We walked towards the wrought iron spiral stairs leading to the VIP lounge. Around us were strobe lights, pounding beats, and mayflies finding and losing each other.
“What was the fight about?”
“Last night that dude slipped me a roofie. I awoke on the beach. Robbed.”
That’s what I charge for the Moet & Chandon Imperial.
I admired his ascent. He looked fit. I’ve been putting on too much weight. I hurried, following him to the loft where, hidden, I could watch the floor. It was comfortable enough, though its decor still reflected my ex-wife’s choices.
We sat at the chabudai on rice straw tatami. The discotheque was muted like we had closed a casket. Two kimono-clad minions served us, one, a reedy brunette I tried to wheelbarrow a few nights ago, averted her eyes. I waved them off once they finished.
“It’s raw,” he said.
He washed the mouthful down with my most expensive sake.
“Beef Carpaccio. Try it with the mustard sauce.”
“Blood is life.” He already sounded drunk.
“No, blood is sport.” I chewed appreciating its texture, how the rich flavor inundated my tongue, the traces of lime, olive oil, salt, and pepper. We made small talk, each of us lying, him following my lead. Then I said, “You don’t remember me at all, do you?”
“I didn’t go to Central, but—”
“Liar. The things you did to me in school…” His mouth was full, but he stopped chewing. “You forced me—”
“No. Don’t say it.”
The music downstairs dwindled. I chewed in silence, letting my hatred and guilt marinate him, while pondering murder. Sometimes you do.

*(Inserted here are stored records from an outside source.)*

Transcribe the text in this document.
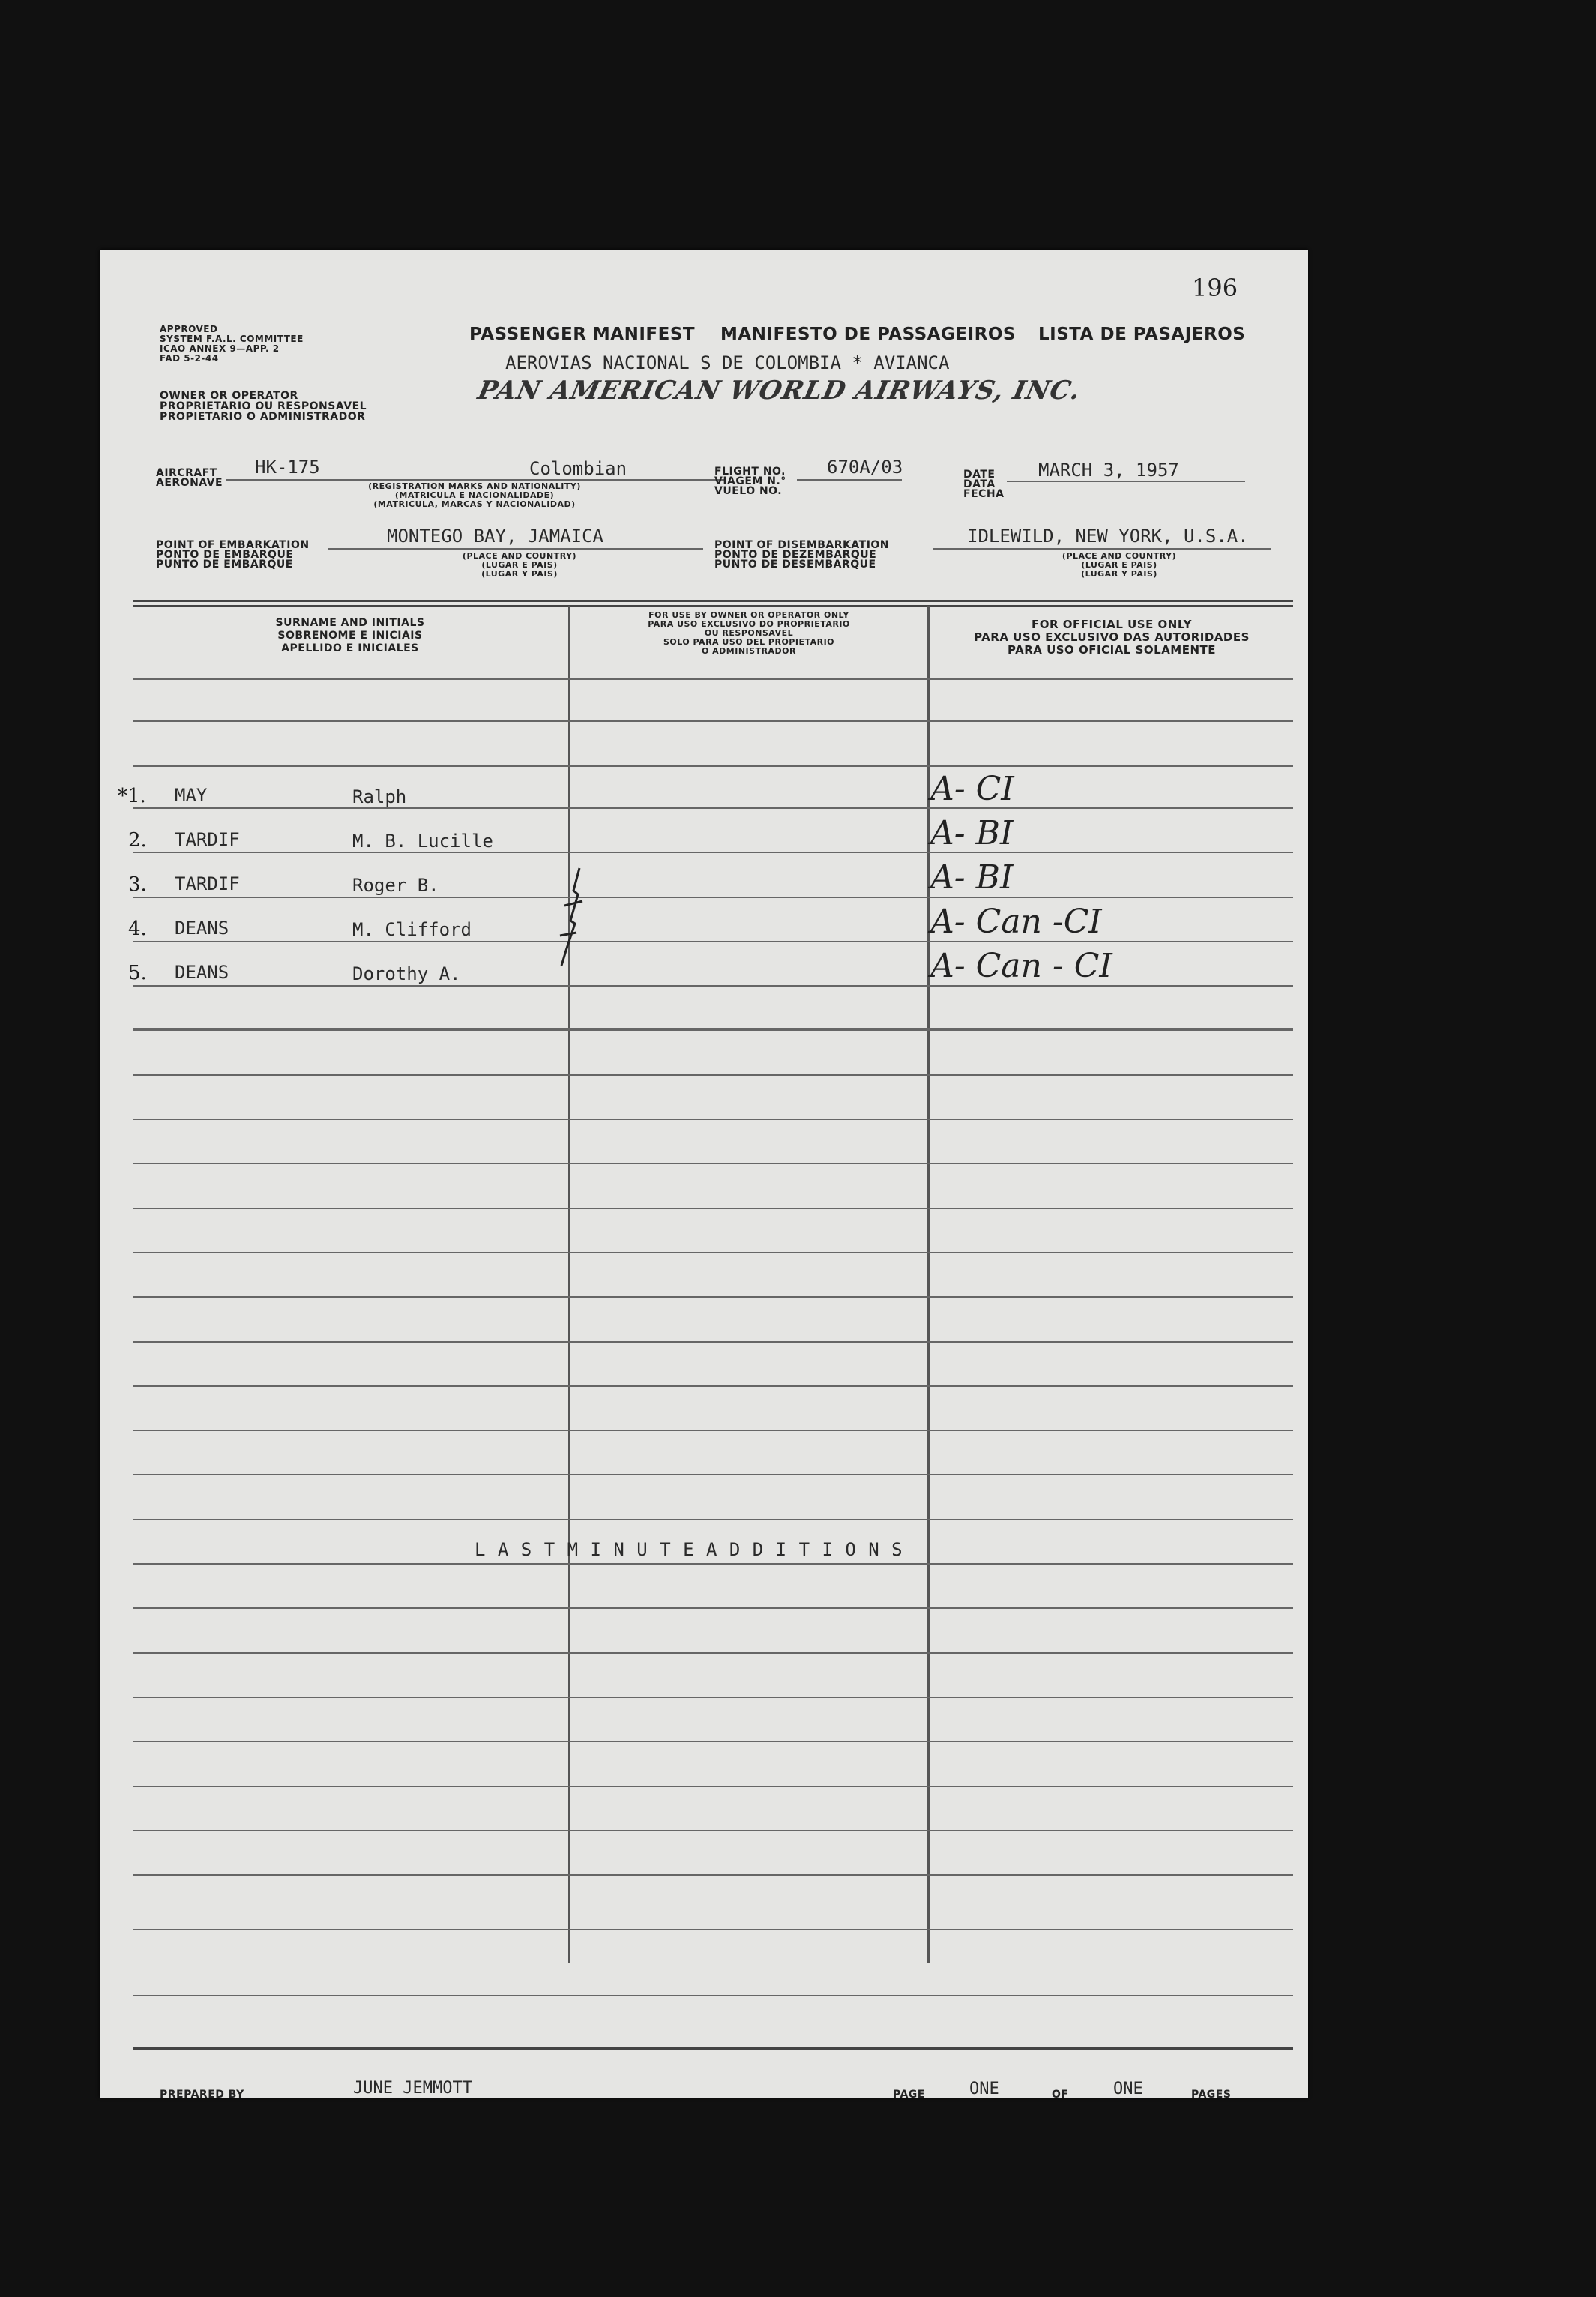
196
APPROVED
SYSTEM F.A.L. COMMITTEE
ICAO ANNEX 9—APP. 2
FAD 5-2-44
OWNER OR OPERATOR
PROPRIETARIO OU RESPONSAVEL
PROPIETARIO O ADMINISTRADOR
PASSENGER MANIFEST MANIFESTO DE PASSAGEIROS LISTA DE PASAJEROS
AEROVIAS NACIONAL S DE COLOMBIA * AVIANCA
PAN AMERICAN WORLD AIRWAYS, INC.
AIRCRAFT
AERONAVE
HK-175	Colombian
(REGISTRATION MARKS AND NATIONALITY)
(MATRICULA E NACIONALIDADE)
(MATRICULA, MARCAS Y NACIONALIDAD)
FLIGHT NO.
VIAGEM N.°
VUELO NO.
670A/03	DATE
DATA
FECHA
MARCH 3, 1957
POINT OF EMBARKATION
PONTO DE EMBARQUE
PUNTO DE EMBARQUE
MONTEGO BAY, JAMAICA
(PLACE AND COUNTRY)
(LUGAR E PAIS)
(LUGAR Y PAIS)
POINT OF DISEMBARKATION
PONTO DE DEZEMBARQUE
PUNTO DE DESEMBARQUE
IDLEWILD, NEW YORK, U.S.A.
(PLACE AND COUNTRY)
(LUGAR E PAIS)
(LUGAR Y PAIS)
SURNAME AND INITIALS
SOBRENOME E INICIAIS
APELLIDO E INICIALES
FOR USE BY OWNER OR OPERATOR ONLY
PARA USO EXCLUSIVO DO PROPRIETARIO
OU RESPONSAVEL
SOLO PARA USO DEL PROPIETARIO
O ADMINISTRADOR
FOR OFFICIAL USE ONLY
PARA USO EXCLUSIVO DAS AUTORIDADES
PARA USO OFICIAL SOLAMENTE
*1. MAY	Ralph	A- CI
2. TARDIF	M. B. Lucille	A- BI
3. TARDIF	Roger B.	A- BI
4. DEANS	M. Clifford	A- Can -CI
5. DEANS	Dorothy A.	A- Can - CI
L A S T M I N U T E A D D I T I O N S
PREPARED BY	JUNE JEMMOTT	PAGE	ONE	OF	ONE	PAGES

“I got help,” I said at last. “Heterosexual reparatory therapy. The church gives you a straight mentor. You confess, pray, and beg forgiveness. Eventually, they say you’re cured.”
He regarded me like he had never seen nightfall, and I was a total eclipse.
“Luis, you made me gay.”
“That’s fucked up, man. Come on. Nobody makes you gay. Being gay is a choice.”

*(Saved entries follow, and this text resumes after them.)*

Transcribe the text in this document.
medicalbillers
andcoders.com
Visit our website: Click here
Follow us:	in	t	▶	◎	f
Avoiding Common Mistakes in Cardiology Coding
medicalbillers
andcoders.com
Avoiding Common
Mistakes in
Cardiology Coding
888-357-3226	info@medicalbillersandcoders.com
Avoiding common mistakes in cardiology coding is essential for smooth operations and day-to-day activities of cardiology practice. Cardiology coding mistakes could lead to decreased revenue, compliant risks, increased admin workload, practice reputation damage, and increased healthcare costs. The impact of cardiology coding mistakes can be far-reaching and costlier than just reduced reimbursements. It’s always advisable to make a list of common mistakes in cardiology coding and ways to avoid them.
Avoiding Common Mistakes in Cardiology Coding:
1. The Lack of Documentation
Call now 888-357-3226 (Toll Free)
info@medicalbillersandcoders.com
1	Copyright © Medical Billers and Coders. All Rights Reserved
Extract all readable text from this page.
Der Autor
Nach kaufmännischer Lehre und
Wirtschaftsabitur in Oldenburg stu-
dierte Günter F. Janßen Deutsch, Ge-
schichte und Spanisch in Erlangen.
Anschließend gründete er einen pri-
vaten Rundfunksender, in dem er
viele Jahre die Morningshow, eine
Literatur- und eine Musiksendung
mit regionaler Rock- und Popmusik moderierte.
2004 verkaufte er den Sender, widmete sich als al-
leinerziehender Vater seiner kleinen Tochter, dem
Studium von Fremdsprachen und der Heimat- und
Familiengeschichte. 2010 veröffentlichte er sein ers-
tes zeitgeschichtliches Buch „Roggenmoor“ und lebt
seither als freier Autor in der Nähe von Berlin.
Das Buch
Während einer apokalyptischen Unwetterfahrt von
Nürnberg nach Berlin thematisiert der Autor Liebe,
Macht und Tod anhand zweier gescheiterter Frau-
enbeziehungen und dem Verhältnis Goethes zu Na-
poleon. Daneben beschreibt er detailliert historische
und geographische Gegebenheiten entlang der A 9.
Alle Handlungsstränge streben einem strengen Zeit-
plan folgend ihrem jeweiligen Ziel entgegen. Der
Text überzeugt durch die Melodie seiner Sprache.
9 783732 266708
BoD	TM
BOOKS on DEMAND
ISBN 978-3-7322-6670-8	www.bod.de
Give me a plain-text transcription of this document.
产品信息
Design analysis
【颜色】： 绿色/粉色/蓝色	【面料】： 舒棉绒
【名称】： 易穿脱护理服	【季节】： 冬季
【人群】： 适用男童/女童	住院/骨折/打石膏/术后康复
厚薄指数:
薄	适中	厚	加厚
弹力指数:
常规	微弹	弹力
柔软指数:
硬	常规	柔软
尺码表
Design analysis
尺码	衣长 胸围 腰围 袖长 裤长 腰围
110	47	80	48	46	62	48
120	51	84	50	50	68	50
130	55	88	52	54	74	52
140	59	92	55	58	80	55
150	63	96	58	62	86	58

He stood and stumbled backward. Did he intend to leave? He wouldn’t get far. The alcohol must have enhanced whatever he was on. He teetered a moment before tumbling back to our tatami. Sipping my drink, appreciating the fragrance of violets and flavor of melons and passionflower, that subtle hint of cherry, I discovered I was smiling. I wondered if my cheeks were as flushed as his.
“I’m not Luis.” The ochoko shook in his trembling hand. “I was just hungry and broke.”
“You were pretending?”
“Listen. Someone molested you so you’ve confused being gay with being violated. That’s horrible, but your church and their labels don’t matter, only your choices do. Your life needs to work for you. You need to define it, not them.”

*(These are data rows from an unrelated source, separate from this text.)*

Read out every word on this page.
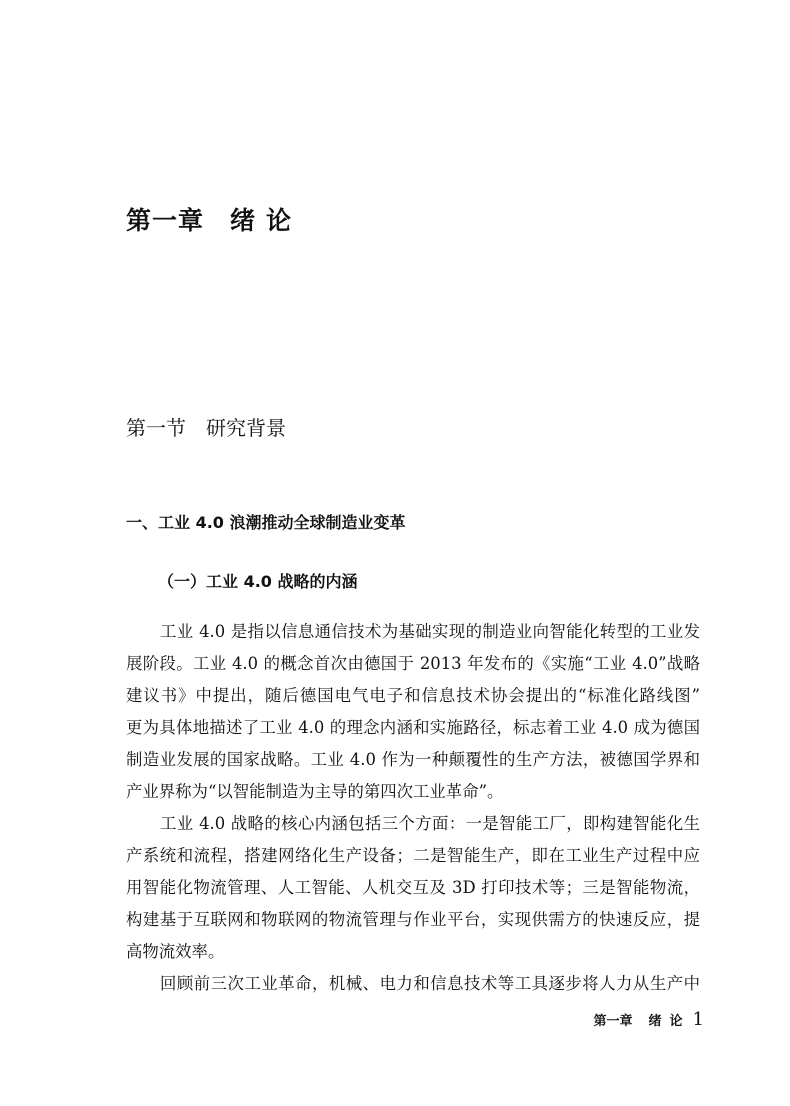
第一章 绪 论
第一节 研究背景
一、工业 4.0 浪潮推动全球制造业变革
（一）工业 4.0 战略的内涵
工业 4.0 是指以信息通信技术为基础实现的制造业向智能化转型的工业发
展阶段。工业 4.0 的概念首次由德国于 2013 年发布的《实施“工业 4.0”战略
建议书》中提出，随后德国电气电子和信息技术协会提出的“标准化路线图”
更为具体地描述了工业 4.0 的理念内涵和实施路径，标志着工业 4.0 成为德国
制造业发展的国家战略。工业 4.0 作为一种颠覆性的生产方法，被德国学界和
产业界称为“以智能制造为主导的第四次工业革命”。
工业 4.0 战略的核心内涵包括三个方面：一是智能工厂，即构建智能化生
产系统和流程，搭建网络化生产设备；二是智能生产，即在工业生产过程中应
用智能化物流管理、人工智能、人机交互及 3D 打印技术等；三是智能物流，
构建基于互联网和物联网的物流管理与作业平台，实现供需方的快速反应，提
高物流效率。
回顾前三次工业革命，机械、电力和信息技术等工具逐步将人力从生产中
第一章 绪 论 1
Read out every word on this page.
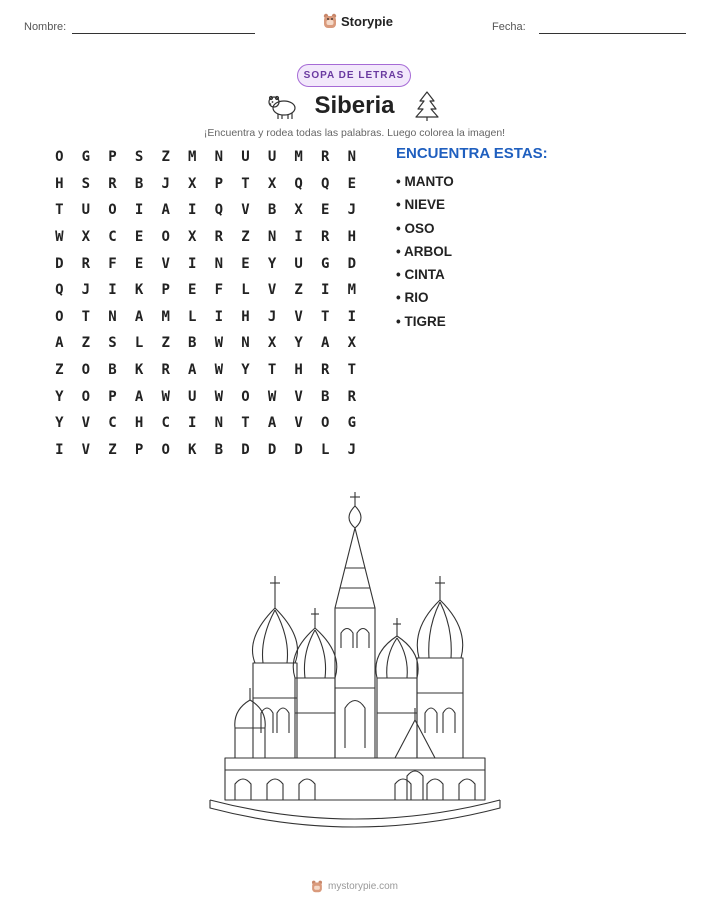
Nombre:	Storypie	Fecha:
SOPA DE LETRAS
Siberia
¡Encuentra y rodea todas las palabras. Luego colorea la imagen!
O	G	P	S	Z	M	N	U	U	M	R	N
H	S	R	B	J	X	P	T	X	Q	Q	E
T	U	O	I	A	I	Q	V	B	X	E	J
W	X	C	E	O	X	R	Z	N	I	R	H
D	R	F	E	V	I	N	E	Y	U	G	D
Q	J	I	K	P	E	F	L	V	Z	I	M
O	T	N	A	M	L	I	H	J	V	T	I
A	Z	S	L	Z	B	W	N	X	Y	A	X
Z	O	B	K	R	A	W	Y	T	H	R	T
Y	O	P	A	W	U	W	O	W	V	B	R
Y	V	C	H	C	I	N	T	A	V	O	G
I	V	Z	P	O	K	B	D	D	D	L	J
ENCUENTRA ESTAS:
• MANTO
• NIEVE
• OSO
• ARBOL
• CINTA
• RIO
• TIGRE
mystorypie.com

“I’d rather just kill Luis.”
It was getting late. Downstairs they would be cleaning. I opened my wallet and removed two crisp hundred-dollar bills and pushed them towards him. If I tore one in half, I could tape it and spend it without any effort at all. People are so much harder to stitch together.
“What’s that for?”
“The price of absolution.” I took my last bite. “So, what do we do now?”
“I’m Carter. What’s your name?”
I had to laugh. We had discussed my greatest shame without exchanging our real names.
“Have you ever seen a white whale?”
I shook my head.
“Want to see mine?”
That white tattoo, delicate and benign, smiling even, stretched across his hind cheeks. My heart was pounding by the time he finished.
“Yeah, I ain't got much on the porch, but my backyard is a funhouse,” he said.
I exhaled and yearned, but my voice failed.
“I’m good with knobs and levers,” he said. “Let me fix you.”
Quietly I took his hand, guiding him to the elevator to my penthouse apartment, to these sweat-drenched sheets where we spent our night unearthing gut-wrenching delights.
I’m not in love, but at least, Good Lord, I feel like I am living.